Qui détermine donc quelles organisations reçoivent la mention « extrémistes » ? Facebook ou le Violence Prevention Network ? Et selon quels critères ces avertissements sont-ils attribués ? On s’en serait douté : les demandes adressées à Facebook à ce sujet restent sans réponse ; la société, opaque, ne révèle des informations que dans les cas les plus rares. Trouver un contact direct est presque impossible. De même avec le Violence Prevention Network. Aucune réponse à nos demandes de renseignements par courriel pendant deux semaines. L’attaché de presse n’est pas joignable au téléphone car « actuellement en conférence » et « reviendra vers vous plus tard ». Mais aucun appel ne suit. Nouvel essai : l’attaché de presse est absent…
De l’exploitation de la peur supposée
…De tels avertissements sont “dégradants pour les fournisseurs commerciaux de médias et à l’encontre de nos lois sur la concurrence”, commente l’avocat Joachim Steinhöfel dans une interview accordée à Junge Freiheit. Il ajoute : « ils ne sont pas autorisés, même pour les prestataires à but non lucratif. Parce que, pour autant qu’on puisse le voir, ils n’ont aucune base contractuelle et semblent également violer les droits de la personne. Le problème est que presque personne ne s’en défend”. Le déséquilibre entre le monopole du non substituable et tout puissant Facebook et le simple utilisateur joue également un rôle ici », explique Maître Steinhöfel.

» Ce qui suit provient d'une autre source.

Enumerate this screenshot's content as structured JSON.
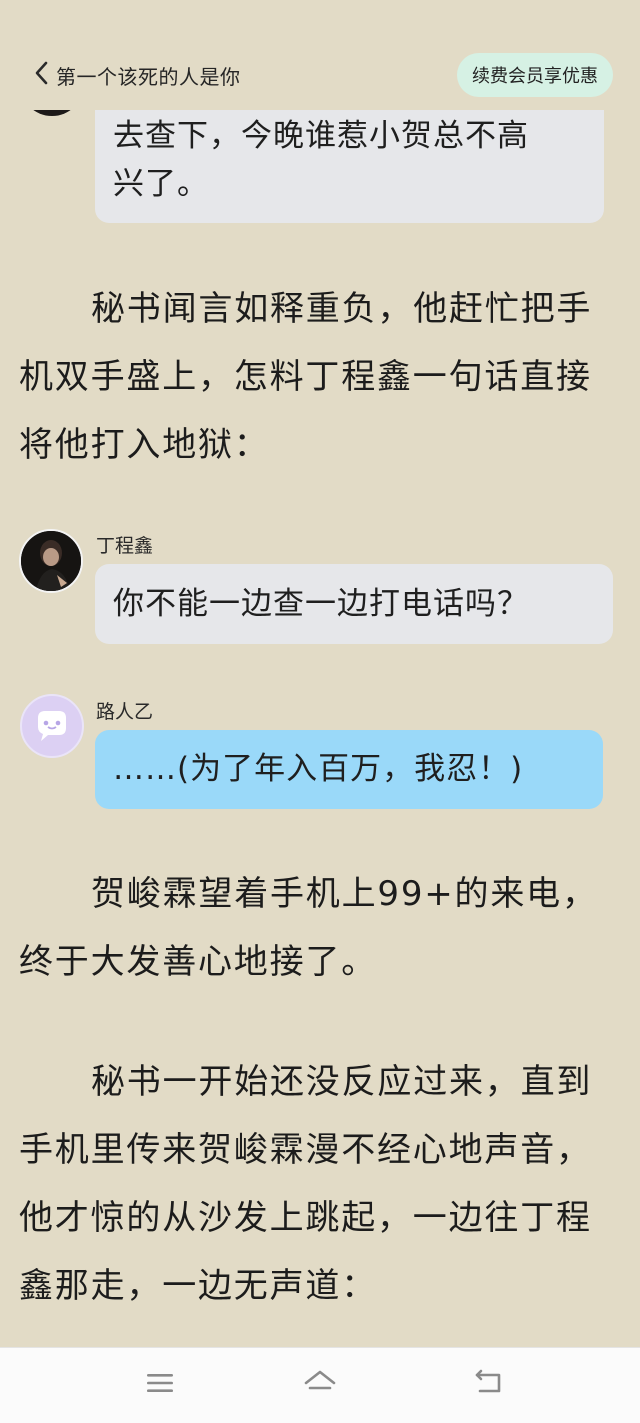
{
  "header": {
    "back_label": "第一个该死的人是你",
    "vip_label": "续费会员享优惠"
  },
  "messages": [
    {
      "speaker": "",
      "lines": [
        "去查下，今晚谁惹小贺总不高",
        "兴了。"
      ],
      "color": "#e6e7ea"
    },
    {
      "speaker": "丁程鑫",
      "lines": [
        "你不能一边查一边打电话吗？"
      ],
      "color": "#e6e7ea"
    },
    {
      "speaker": "路人乙",
      "lines": [
        "……(为了年入百万，我忍！)"
      ],
      "color": "#9ad9f9"
    }
  ],
  "paragraphs": [
    "秘书闻言如释重负，他赶忙把手机双手盛上，怎料丁程鑫一句话直接将他打入地狱：",
    "贺峻霖望着手机上99+的来电，终于大发善心地接了。",
    "秘书一开始还没反应过来，直到手机里传来贺峻霖漫不经心地声音，他才惊的从沙发上跳起，一边往丁程鑫那走，一边无声道："
  ],
  "navbar": {
    "icons": [
      "menu-icon",
      "home-icon",
      "back-icon"
    ]
  },
  "colors": {
    "page_background": "#e2dbc6",
    "vip_button": "#d6f1e4",
    "grey_bubble": "#e6e7ea",
    "blue_bubble": "#9ad9f9"
  }
}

Ainsi, une ONG privée sert de portier de l’espace public et en règle l’accès. De tels avertissements peuvent naturellement effrayer un utilisateur non averti des réalités des réseaux sociaux, ce qui a également des conséquences économiques directes pour les médias concernés, ainsi marqués au fer rouge.
Qui est derrière le Violence Prevention Network ?
Alors, qu’est-ce que le Violence Prevention Network ?
Cette association, fondée en 2004, se veut « un réseau de spécialistes expérimentés qui œuvrent avec succès depuis des années dans la dé-radicalisation des criminels violents motivés par l’extrémisme, comme dans la prévention de l’extrémisme ». Depuis 2015, le réseau, centre de conseil pédagogique, est principalement financé par le programme « Démocratie vivante » du ministère fédéral de la Famille, des Aînés, de la Femme et de la Jeunesse. Il y a six ans, divers projets du réseau recevaient 330 000 € de subventions. Le total est passé à 340 000 € en 2016, puis à 1 875 130 € en 2017, 2 910 720 € en 2018 et enfin à 3 360 115 € pour 2019. Au cours des deux dernières années, l’organisation a reçu 2 932 419,86 € (2020), plus 3 005 891,70 € de fonds de projets, auxquels s’ajoutent, pour le financement de l’association, près de 455 000 € de subventions par an. Un soutien financier est également accordé par plusieurs Länder (n.d.t. = entités correspondant très approximativement à nos régions). Pour 2019, le réseau indique un budget total de 7 535 003,10 €. De quoi employer aujourd’hui plus de 100 salariés à temps plein.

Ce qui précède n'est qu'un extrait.